Researchers from Shanghai Jiao Tong University and China University of Mining and Technology have developed TransLO. This LiDAR odometry network integrates a window-based masked point transformer with self-attention and masked cross-frame attention. Effectively handling sparse point clouds, TransLO employs a binary mask to eliminate invalid and dynamic points.
The approach discusses common LiDAR odometry methods, including Iterative Closest Point (ICP) variants and the widely used LOAM, which extracts features for motion estimation.

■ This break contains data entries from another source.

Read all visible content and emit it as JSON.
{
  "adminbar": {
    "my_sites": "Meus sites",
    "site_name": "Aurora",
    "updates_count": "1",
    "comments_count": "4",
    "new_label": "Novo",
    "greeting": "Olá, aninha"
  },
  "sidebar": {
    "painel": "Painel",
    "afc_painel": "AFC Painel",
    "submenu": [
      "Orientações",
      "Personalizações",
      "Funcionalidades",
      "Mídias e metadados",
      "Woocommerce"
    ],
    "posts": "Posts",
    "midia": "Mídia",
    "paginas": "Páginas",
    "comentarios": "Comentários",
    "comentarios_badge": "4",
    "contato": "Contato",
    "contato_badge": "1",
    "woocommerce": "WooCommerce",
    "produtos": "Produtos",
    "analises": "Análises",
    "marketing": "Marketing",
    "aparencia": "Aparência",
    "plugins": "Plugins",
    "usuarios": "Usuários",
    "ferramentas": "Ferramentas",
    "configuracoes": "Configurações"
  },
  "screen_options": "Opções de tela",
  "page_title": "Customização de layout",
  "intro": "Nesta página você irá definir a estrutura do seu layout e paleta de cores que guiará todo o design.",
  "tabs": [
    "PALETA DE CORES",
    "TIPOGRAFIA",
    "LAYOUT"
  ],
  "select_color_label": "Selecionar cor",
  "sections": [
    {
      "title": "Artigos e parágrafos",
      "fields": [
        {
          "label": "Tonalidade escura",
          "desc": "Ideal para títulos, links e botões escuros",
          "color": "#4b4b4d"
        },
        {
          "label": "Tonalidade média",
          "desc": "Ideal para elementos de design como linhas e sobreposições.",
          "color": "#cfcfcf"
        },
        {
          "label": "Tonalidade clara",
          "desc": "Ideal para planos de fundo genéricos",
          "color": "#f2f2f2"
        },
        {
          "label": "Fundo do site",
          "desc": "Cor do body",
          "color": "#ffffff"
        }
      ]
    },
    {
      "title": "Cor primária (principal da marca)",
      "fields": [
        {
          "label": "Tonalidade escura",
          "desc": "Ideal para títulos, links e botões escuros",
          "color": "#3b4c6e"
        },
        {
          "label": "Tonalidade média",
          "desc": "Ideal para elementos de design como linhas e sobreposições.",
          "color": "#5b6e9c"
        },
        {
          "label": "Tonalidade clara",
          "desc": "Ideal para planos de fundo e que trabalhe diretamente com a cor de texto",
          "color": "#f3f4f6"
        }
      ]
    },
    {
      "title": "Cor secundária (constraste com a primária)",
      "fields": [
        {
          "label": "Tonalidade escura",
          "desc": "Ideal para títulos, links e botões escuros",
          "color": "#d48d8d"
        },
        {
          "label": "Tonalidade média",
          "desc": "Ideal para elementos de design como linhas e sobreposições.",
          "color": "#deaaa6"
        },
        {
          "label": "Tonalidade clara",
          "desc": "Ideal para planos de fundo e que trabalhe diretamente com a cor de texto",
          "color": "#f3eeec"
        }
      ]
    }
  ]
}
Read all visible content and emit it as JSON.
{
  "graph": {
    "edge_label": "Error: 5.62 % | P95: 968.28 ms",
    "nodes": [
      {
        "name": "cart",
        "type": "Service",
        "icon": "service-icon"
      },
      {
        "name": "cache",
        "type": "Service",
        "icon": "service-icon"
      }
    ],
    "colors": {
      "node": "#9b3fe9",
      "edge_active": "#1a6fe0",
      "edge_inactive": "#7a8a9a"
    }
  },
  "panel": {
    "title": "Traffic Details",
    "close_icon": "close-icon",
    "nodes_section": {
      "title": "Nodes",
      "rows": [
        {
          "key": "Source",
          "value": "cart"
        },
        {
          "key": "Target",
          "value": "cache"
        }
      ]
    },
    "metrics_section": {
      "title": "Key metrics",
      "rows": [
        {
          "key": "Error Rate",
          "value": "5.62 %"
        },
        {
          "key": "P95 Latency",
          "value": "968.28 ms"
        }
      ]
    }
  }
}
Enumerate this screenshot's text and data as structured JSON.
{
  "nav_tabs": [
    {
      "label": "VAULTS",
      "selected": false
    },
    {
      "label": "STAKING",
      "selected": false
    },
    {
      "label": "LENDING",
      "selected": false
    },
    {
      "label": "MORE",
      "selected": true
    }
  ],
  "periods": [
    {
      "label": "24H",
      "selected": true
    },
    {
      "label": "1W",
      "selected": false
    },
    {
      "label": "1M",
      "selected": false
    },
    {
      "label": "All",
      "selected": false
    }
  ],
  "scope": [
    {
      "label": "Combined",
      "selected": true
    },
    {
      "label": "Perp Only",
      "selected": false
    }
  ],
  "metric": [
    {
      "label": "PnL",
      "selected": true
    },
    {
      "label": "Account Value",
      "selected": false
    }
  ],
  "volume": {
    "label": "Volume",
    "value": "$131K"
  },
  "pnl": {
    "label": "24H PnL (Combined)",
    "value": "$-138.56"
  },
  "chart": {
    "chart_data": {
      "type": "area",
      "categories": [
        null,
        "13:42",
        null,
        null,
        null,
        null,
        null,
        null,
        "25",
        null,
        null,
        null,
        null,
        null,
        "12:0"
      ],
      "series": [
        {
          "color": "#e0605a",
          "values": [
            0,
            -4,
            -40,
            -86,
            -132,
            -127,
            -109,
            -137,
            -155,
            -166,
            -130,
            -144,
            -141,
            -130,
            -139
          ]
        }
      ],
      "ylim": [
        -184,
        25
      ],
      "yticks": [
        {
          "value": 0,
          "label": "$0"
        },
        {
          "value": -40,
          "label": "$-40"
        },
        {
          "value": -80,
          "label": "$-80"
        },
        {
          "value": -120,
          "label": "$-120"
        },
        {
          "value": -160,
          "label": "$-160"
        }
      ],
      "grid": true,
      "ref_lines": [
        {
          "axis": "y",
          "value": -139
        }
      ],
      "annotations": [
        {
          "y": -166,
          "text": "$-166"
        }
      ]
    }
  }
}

It emphasizes LOAM’s variants, incorporating ground segmentation for improved performance. TransLO, the primary transformer-based LiDAR odometry network, the study combines CNNs and transformers for global feature embeddings, enhancing outlier rejection and 3D scene understanding. Components like projection-aware masks, Window-based Masked Self Attention (WMSA), and Masked Cross Frame Attention (MCFA) are evaluated through ablation studies to exhibit TransLO’s effectiveness.
LiDAR odometry is crucial for applications like SLAM, robot navigation, and autonomous driving, traditionally counting on ICP or feature-based approaches. Learning-based methods, particularly CNNs, face challenges in capturing long-range dependencies and global features in point clouds. TransLO uses a window-based masked point transformer with self-attention and masked cross-frame attention to process point clouds and predicts pose estimation efficiently.
TransLO employs a window-based masked point transformer that efficiently processes point clouds using a 2D projection, an area transformer capturing long-range dependencies, and an MCFA predicting pose estimation. Point clouds are projected onto a cylindrical surface, employing stride-based sampling layers with WMSA for feature encoding. CNNs enlarge the receptive field, and a projection-aware mask addresses point cloud sparsity. A pose-warping operation aids iterative refinement. Ablation studies confirm component effectiveness, and TransLO outperforms existing methods on the KITTI odometry dataset.
The experiment results on the KITTI odometry dataset exhibit TransLO’s superior performance with a median rotational RMSE of 0.500°/100m and translational RMSE of 0.993%. TransLO outperforms recent learning-based methods and even surpasses LOAM on most evaluation sequences. Ablation studies highlight the importance of WMSA and the binary mask, which filters outliers. The MCFA module improves translation and rotation errors by establishing soft correspondences between frames, emphasizing its crucial role within the model’s success.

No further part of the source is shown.